De navires en navires, de trains en trains, voire à dos d’éléphant ou en traîneau à voile, Fogg va accomplir son tour du monde sans jamais se laisser décourager par les obstacles rencontrés et les contretemps subis. Car, en vrai gentleman, il n’accepte pas de voir mourir sur le bûcher mistress Aouda, une jeune veuve indienne, ni de laisser son fidèle Passepartout aux mains des Sioux, encore moins de refuser de se battre en duel avec un Américain irascible. Il poursuit sa course, comme un météore, semant les banknotes à poignées, n’hésitant pas, pour la traversée du retour, à prendre le commandement d’un steamer, puis à brûler mâture et cabines dans la chaudière afin d’atteindre la côte irlandaise.

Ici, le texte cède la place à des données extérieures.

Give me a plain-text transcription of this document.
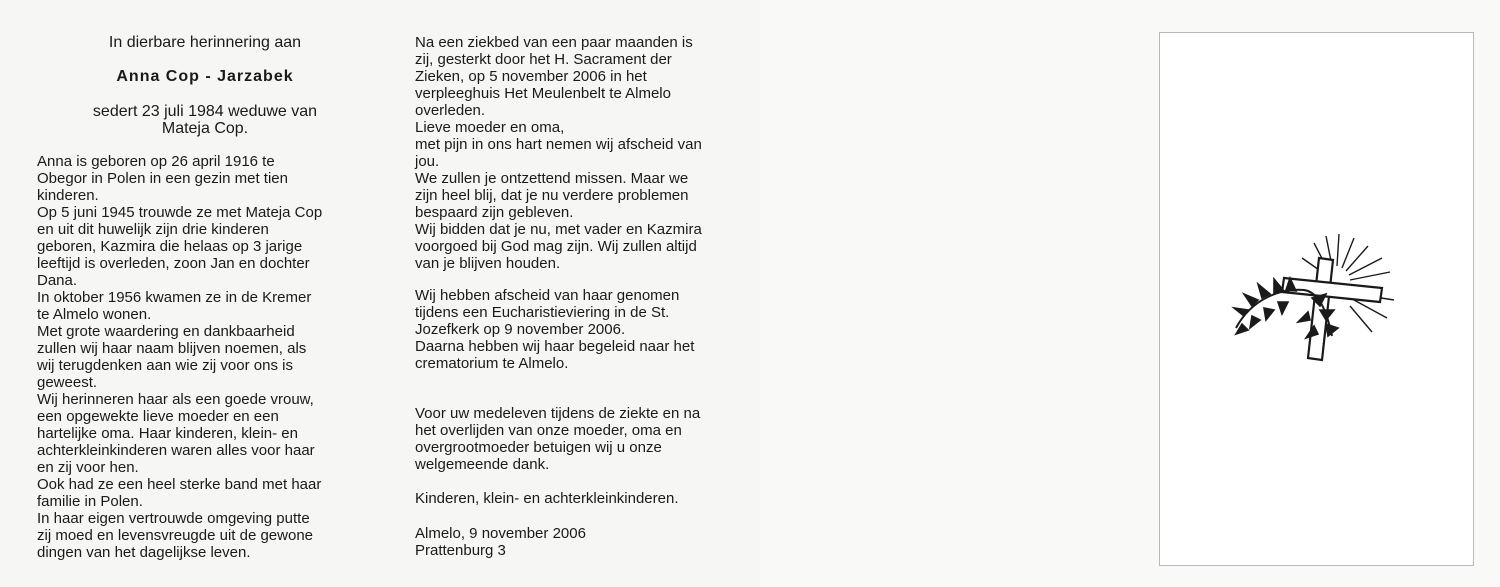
In dierbare herinnering aan
Anna Cop - Jarzabek
sedert 23 juli 1984 weduwe van
Mateja Cop.

Anna is geboren op 26 april 1916 te
Obegor in Polen in een gezin met tien
kinderen.
Op 5 juni 1945 trouwde ze met Mateja Cop
en uit dit huwelijk zijn drie kinderen
geboren, Kazmira die helaas op 3 jarige
leeftijd is overleden, zoon Jan en dochter
Dana.
In oktober 1956 kwamen ze in de Kremer
te Almelo wonen.
Met grote waardering en dankbaarheid
zullen wij haar naam blijven noemen, als
wij terugdenken aan wie zij voor ons is
geweest.
Wij herinneren haar als een goede vrouw,
een opgewekte lieve moeder en een
hartelijke oma. Haar kinderen, klein- en
achterkleinkinderen waren alles voor haar
en zij voor hen.
Ook had ze een heel sterke band met haar
familie in Polen.
In haar eigen vertrouwde omgeving putte
zij moed en levensvreugde uit de gewone
dingen van het dagelijkse leven.

Na een ziekbed van een paar maanden is
zij, gesterkt door het H. Sacrament der
Zieken, op 5 november 2006 in het
verpleeghuis Het Meulenbelt te Almelo
overleden.
Lieve moeder en oma,
met pijn in ons hart nemen wij afscheid van
jou.
We zullen je ontzettend missen. Maar we
zijn heel blij, dat je nu verdere problemen
bespaard zijn gebleven.
Wij bidden dat je nu, met vader en Kazmira
voorgoed bij God mag zijn. Wij zullen altijd
van je blijven houden.

Wij hebben afscheid van haar genomen
tijdens een Eucharistieviering in de St.
Jozefkerk op 9 november 2006.
Daarna hebben wij haar begeleid naar het
crematorium te Almelo.

Voor uw medeleven tijdens de ziekte en na
het overlijden van onze moeder, oma en
overgrootmoeder betuigen wij u onze
welgemeende dank.

Kinderen, klein- en achterkleinkinderen.

Almelo, 9 november 2006
Prattenburg 3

Son arrestation sur le sol anglais lui fait perdre de précieux moments, et il arrive à Londres avec cinq minutes de retard sur l’horaire prévu par le pari. En fait, ce que Phileas Fogg ignore, c’est qu’il a effectué son circuit en soixante-dix-neuf jours seulement, car il a gagné un jour sur le Soleil en voyageant toujours vers l’est. La demande en mariage inattendue de mistress Aouda et la présence d’esprit de Passepartout permettront quand même au globe-trotter d’arriver au Reform-Club dans les délais pour recevoir les vingt mille livres mises en jeu. Ce gain compensera à peine les dépenses effectuées, mais « l’excentrique gentleman n’avait, en ce pari, cherché que la lutte, non la fortune. » Quarante-huit heures plus tard, il épousera la ravissante mistress Aouda qui, elle, valait bien un tour du monde !

Fix

Britannique. Age non précisé. Inspecteur de police.

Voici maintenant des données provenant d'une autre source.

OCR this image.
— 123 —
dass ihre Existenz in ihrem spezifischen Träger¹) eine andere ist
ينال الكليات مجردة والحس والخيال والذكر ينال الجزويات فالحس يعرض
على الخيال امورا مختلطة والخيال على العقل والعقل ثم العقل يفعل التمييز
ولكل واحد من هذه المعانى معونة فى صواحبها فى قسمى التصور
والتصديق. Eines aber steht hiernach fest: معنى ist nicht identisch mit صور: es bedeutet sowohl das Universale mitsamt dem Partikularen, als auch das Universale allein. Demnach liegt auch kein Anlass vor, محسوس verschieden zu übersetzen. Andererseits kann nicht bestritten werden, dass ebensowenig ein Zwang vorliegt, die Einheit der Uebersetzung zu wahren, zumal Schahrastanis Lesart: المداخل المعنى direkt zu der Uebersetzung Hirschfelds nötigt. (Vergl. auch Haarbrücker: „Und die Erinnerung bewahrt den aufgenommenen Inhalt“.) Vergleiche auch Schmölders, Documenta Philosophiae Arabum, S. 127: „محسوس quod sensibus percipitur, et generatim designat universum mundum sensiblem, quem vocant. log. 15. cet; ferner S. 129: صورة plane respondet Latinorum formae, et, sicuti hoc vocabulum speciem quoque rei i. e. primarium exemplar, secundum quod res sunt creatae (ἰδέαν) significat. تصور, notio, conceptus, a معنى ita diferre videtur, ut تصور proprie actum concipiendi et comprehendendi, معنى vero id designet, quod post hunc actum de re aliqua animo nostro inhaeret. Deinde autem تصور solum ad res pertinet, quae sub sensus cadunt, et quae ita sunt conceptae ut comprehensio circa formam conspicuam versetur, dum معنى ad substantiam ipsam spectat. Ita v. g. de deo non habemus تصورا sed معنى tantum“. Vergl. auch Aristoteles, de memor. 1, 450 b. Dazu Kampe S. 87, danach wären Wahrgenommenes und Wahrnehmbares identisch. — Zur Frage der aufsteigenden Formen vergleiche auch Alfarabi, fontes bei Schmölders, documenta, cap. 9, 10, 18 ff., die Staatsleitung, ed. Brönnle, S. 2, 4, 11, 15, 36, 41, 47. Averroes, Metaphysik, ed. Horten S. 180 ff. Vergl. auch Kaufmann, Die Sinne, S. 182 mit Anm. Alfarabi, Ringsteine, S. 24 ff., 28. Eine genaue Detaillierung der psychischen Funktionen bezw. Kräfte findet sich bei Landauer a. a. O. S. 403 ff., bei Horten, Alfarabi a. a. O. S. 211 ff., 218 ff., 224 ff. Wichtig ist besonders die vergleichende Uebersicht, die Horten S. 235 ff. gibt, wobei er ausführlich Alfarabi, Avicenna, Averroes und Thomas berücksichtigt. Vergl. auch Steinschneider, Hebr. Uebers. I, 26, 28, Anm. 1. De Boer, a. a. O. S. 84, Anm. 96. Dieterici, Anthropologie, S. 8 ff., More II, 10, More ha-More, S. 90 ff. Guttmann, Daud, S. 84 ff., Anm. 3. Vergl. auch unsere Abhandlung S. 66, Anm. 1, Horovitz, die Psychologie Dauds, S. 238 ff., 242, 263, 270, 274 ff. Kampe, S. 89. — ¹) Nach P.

Petit homme maigre, présentant un visage assez intelligent. Contracte constamment ses muscles sourciliers ; yeux très vifs dont il sait, à volonté, éteindre l’ardeur. De tempérament nerveux et impatient, il est tenace, obstiné et très observateur. Conscient de ses qualités, il se montre parfois un peu orgueilleux. On peut lui reprocher aussi d’utiliser des méthodes peu orthodoxes pour arriver à ses fins. Mais le courage et le sens aigu du devoir dont fait preuve ce limier le rendent néanmoins plutôt sympathique.

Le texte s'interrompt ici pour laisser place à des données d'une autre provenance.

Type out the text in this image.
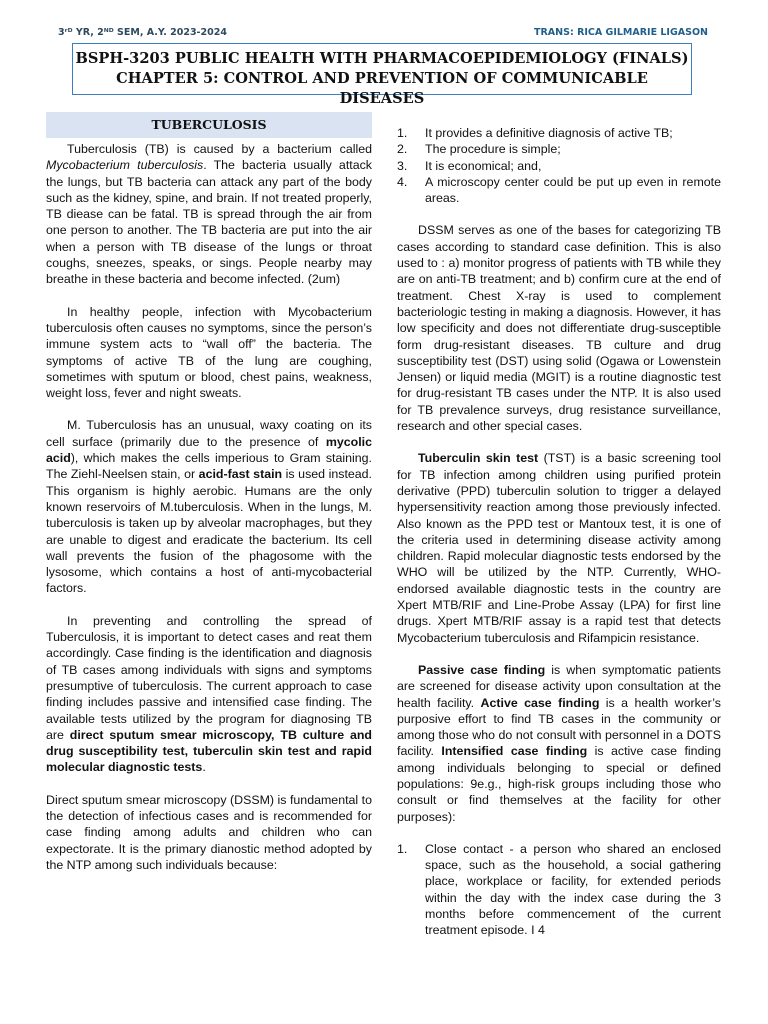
3ʳᴰ YR, 2ᴺᴰ SEM, A.Y. 2023-2024	TRANS: RICA GILMARIE LIGASON
BSPH-3203 PUBLIC HEALTH WITH PHARMACOEPIDEMIOLOGY (FINALS)
CHAPTER 5: CONTROL AND PREVENTION OF COMMUNICABLE DISEASES
TUBERCULOSIS

Tuberculosis (TB) is caused by a bacterium called Mycobacterium tuberculosis. The bacteria usually attack the lungs, but TB bacteria can attack any part of the body such as the kidney, spine, and brain. If not treated properly, TB diease can be fatal. TB is spread through the air from one person to another. The TB bacteria are put into the air when a person with TB disease of the lungs or throat coughs, sneezes, speaks, or sings. People nearby may breathe in these bacteria and become infected. (2um)

In healthy people, infection with Mycobacterium tuberculosis often causes no symptoms, since the person’s immune system acts to “wall off” the bacteria. The symptoms of active TB of the lung are coughing, sometimes with sputum or blood, chest pains, weakness, weight loss, fever and night sweats.

M. Tuberculosis has an unusual, waxy coating on its cell surface (primarily due to the presence of mycolic acid), which makes the cells imperious to Gram staining. The Ziehl-Neelsen stain, or acid-fast stain is used instead. This organism is highly aerobic. Humans are the only known reservoirs of M.tuberculosis. When in the lungs, M. tuberculosis is taken up by alveolar macrophages, but they are unable to digest and eradicate the bacterium. Its cell wall prevents the fusion of the phagosome with the lysosome, which contains a host of anti-mycobacterial factors.

In preventing and controlling the spread of Tuberculosis, it is important to detect cases and reat them accordingly. Case finding is the identification and diagnosis of TB cases among individuals with signs and symptoms presumptive of tuberculosis. The current approach to case finding includes passive and intensified case finding. The available tests utilized by the program for diagnosing TB are direct sputum smear microscopy, TB culture and drug susceptibility test, tuberculin skin test and rapid molecular diagnostic tests.

Direct sputum smear microscopy (DSSM) is fundamental to the detection of infectious cases and is recommended for case finding among adults and children who can expectorate. It is the primary dianostic method adopted by the NTP among such individuals because:

1. It provides a definitive diagnosis of active TB;
2. The procedure is simple;
3. It is economical; and,
4. A microscopy center could be put up even in remote areas.

DSSM serves as one of the bases for categorizing TB cases according to standard case definition. This is also used to : a) monitor progress of patients with TB while they are on anti-TB treatment; and b) confirm cure at the end of treatment. Chest X-ray is used to complement bacteriologic testing in making a diagnosis. However, it has low specificity and does not differentiate drug-susceptible form drug-resistant diseases. TB culture and drug susceptibility test (DST) using solid (Ogawa or Lowenstein Jensen) or liquid media (MGIT) is a routine diagnostic test for drug-resistant TB cases under the NTP. It is also used for TB prevalence surveys, drug resistance surveillance, research and other special cases.

Tuberculin skin test (TST) is a basic screening tool for TB infection among children using purified protein derivative (PPD) tuberculin solution to trigger a delayed hypersensitivity reaction among those previously infected. Also known as the PPD test or Mantoux test, it is one of the criteria used in determining disease activity among children. Rapid molecular diagnostic tests endorsed by the WHO will be utilized by the NTP. Currently, WHO- endorsed available diagnostic tests in the country are Xpert MTB/RIF and Line-Probe Assay (LPA) for first line drugs. Xpert MTB/RIF assay is a rapid test that detects Mycobacterium tuberculosis and Rifampicin resistance.

Passive case finding is when symptomatic patients are screened for disease activity upon consultation at the health facility. Active case finding is a health worker’s purposive effort to find TB cases in the community or among those who do not consult with personnel in a DOTS facility. Intensified case finding is active case finding among individuals belonging to special or defined populations: 9e.g., high-risk groups including those who consult or find themselves at the facility for other purposes):

1. Close contact - a person who shared an enclosed space, such as the household, a social gathering place, workplace or facility, for extended periods within the day with the index case during the 3 months before commencement of the current treatment episode. I 4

Chargé d’enquêter sur le vol commis à la Banque d’Angleterre, Fix se trouve à Suez lorsque Phileas Fogg y débarque. Estimant que le signalement du cambrioleur correspond à celui de l’honorable Londonien, le détective croit fermement tenir déjà son coupable. Le malheureux ne se doute pas de ce que l’avenir lui réserve : le mandat d’arrêt se faisant attendre, le voilà obligé d’effectuer un tour du monde qui n’était pas prévu, car il ne veut absolument pas perdre la trace de Fogg. Durant la traversée des possessions de la Couronne, le détective va tout faire pour retarder la marche du globe-trotter, mais le mandat n’arrive pas. Par contre, au cours du périple à travers l’Amérique, il déploie tous ses talents pour accélérer le retour en Grande-Bretagne.
Sur le sol national, il peut enfin procéder à l’arrestation de Fogg, suivie presque immédiatement de sa libération, car le vrai voleur se trouve déjà en prison. Cette bévue vaudra au pauvre Fix de recevoir : primo, un magistral direct, assené par le gentleman désappointé d’avoir — croit-il — perdu son pari, secundo, cinq cents livres offertes par le même gentleman, incapable, au fond, de lui en vouloir.